В Русском музее императора Александра III, в нашей истории именуемом просто Русским музеем, недавно открылась выставка картин знаменитого художника Василия Васильевича Верещагина. В этой истории он не погиб вместе с адмиралом Макаровым на броненосце «Петропавловск». Да и сам броненосец остался целехоньким, так что Василий Васильевич плодотворно поработал в Корее, Маньчжурии, на Формозе, где он побывал после разгрома британской эскадры и десанта, а также в самой Японии. Результатом этой длительной поездки стала серия картин, с которой Верещагин и решил познакомить почитателей его таланта. В число оных входил и я.
Я знал о том неоднозначном отношении к художнику со стороны представителей правящей династии. За цикл картин о войне с Турцией 1877–1878 годов цесаревич Александр Александрович – будущий император Александр III – назвал Верещагина «скотиной». Его отец, император Александр II, правда, оказался более объективным, и сказал, посетив выставку: «Все это верно, все это так и было», но с самим Василием Васильевичем видеться не пожелал.

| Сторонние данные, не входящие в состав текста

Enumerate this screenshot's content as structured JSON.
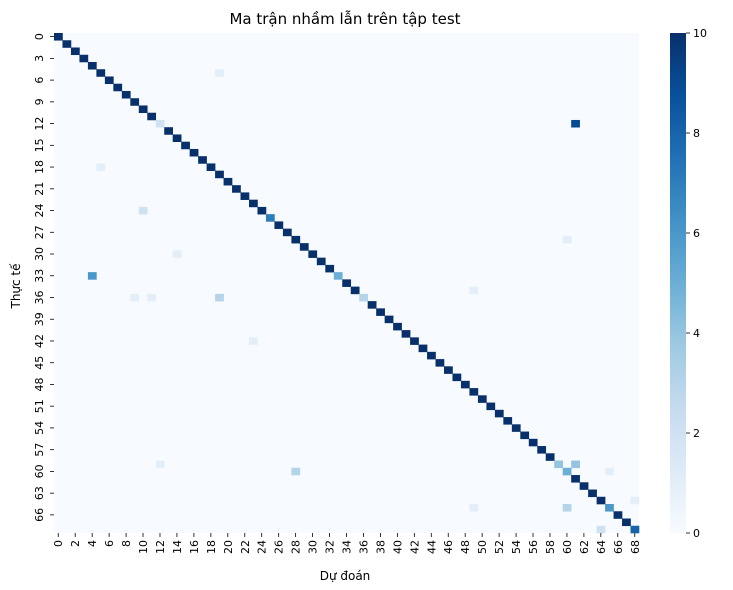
{
  "chart_data": {
    "type": "heatmap",
    "title": "Ma trận nhầm lẫn trên tập test",
    "xlabel": "Dự đoán",
    "ylabel": "Thực tế",
    "n_classes": 69,
    "x_tick_labels": [
      "0",
      "2",
      "4",
      "6",
      "8",
      "10",
      "12",
      "14",
      "16",
      "18",
      "20",
      "22",
      "24",
      "26",
      "28",
      "30",
      "32",
      "34",
      "36",
      "38",
      "40",
      "42",
      "44",
      "46",
      "48",
      "50",
      "52",
      "54",
      "56",
      "58",
      "60",
      "62",
      "64",
      "66",
      "68"
    ],
    "y_tick_labels": [
      "0",
      "3",
      "6",
      "9",
      "12",
      "15",
      "18",
      "21",
      "24",
      "27",
      "30",
      "33",
      "36",
      "39",
      "42",
      "45",
      "48",
      "51",
      "54",
      "57",
      "60",
      "63",
      "66"
    ],
    "colorbar": {
      "min": 0,
      "max": 10,
      "ticks": [
        "0",
        "2",
        "4",
        "6",
        "8",
        "10"
      ],
      "colormap": "Blues"
    },
    "diagonal_value": 10,
    "diagonal_exceptions": [
      {
        "row": 12,
        "value": 2
      },
      {
        "row": 25,
        "value": 7
      },
      {
        "row": 33,
        "value": 5
      },
      {
        "row": 36,
        "value": 3
      },
      {
        "row": 59,
        "value": 4
      },
      {
        "row": 60,
        "value": 5
      },
      {
        "row": 65,
        "value": 6
      },
      {
        "row": 68,
        "value": 8
      }
    ],
    "off_diagonal": [
      {
        "row": 5,
        "col": 19,
        "value": 1
      },
      {
        "row": 12,
        "col": 61,
        "value": 9
      },
      {
        "row": 18,
        "col": 5,
        "value": 1
      },
      {
        "row": 24,
        "col": 10,
        "value": 2
      },
      {
        "row": 28,
        "col": 60,
        "value": 1
      },
      {
        "row": 30,
        "col": 14,
        "value": 1
      },
      {
        "row": 33,
        "col": 4,
        "value": 6
      },
      {
        "row": 35,
        "col": 49,
        "value": 1
      },
      {
        "row": 36,
        "col": 9,
        "value": 1
      },
      {
        "row": 36,
        "col": 11,
        "value": 1
      },
      {
        "row": 36,
        "col": 19,
        "value": 3
      },
      {
        "row": 42,
        "col": 23,
        "value": 1
      },
      {
        "row": 59,
        "col": 12,
        "value": 1
      },
      {
        "row": 59,
        "col": 61,
        "value": 4
      },
      {
        "row": 60,
        "col": 28,
        "value": 3
      },
      {
        "row": 60,
        "col": 65,
        "value": 1
      },
      {
        "row": 64,
        "col": 68,
        "value": 1
      },
      {
        "row": 65,
        "col": 49,
        "value": 1
      },
      {
        "row": 65,
        "col": 60,
        "value": 3
      },
      {
        "row": 68,
        "col": 64,
        "value": 2
      }
    ]
  }
}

Справедливости ради скажу, что император Михаил относился к Верещагину вполне благосклонно. Он первым познакомился с картинами, которые привез художник из своей творческой командировки, и дал разрешение на проведение выставки в Русском музее. Как я уже говорил, выставка открылась, публика на нее валила валом, отзывы были самые положительные. Я послал записку Василию Васильевичу с просьбой встретиться с ним в музее вечером, после окончания работы выставки, и показать мне его новые картины и, если у него будет желание, побеседовать в непринужденной обстановке.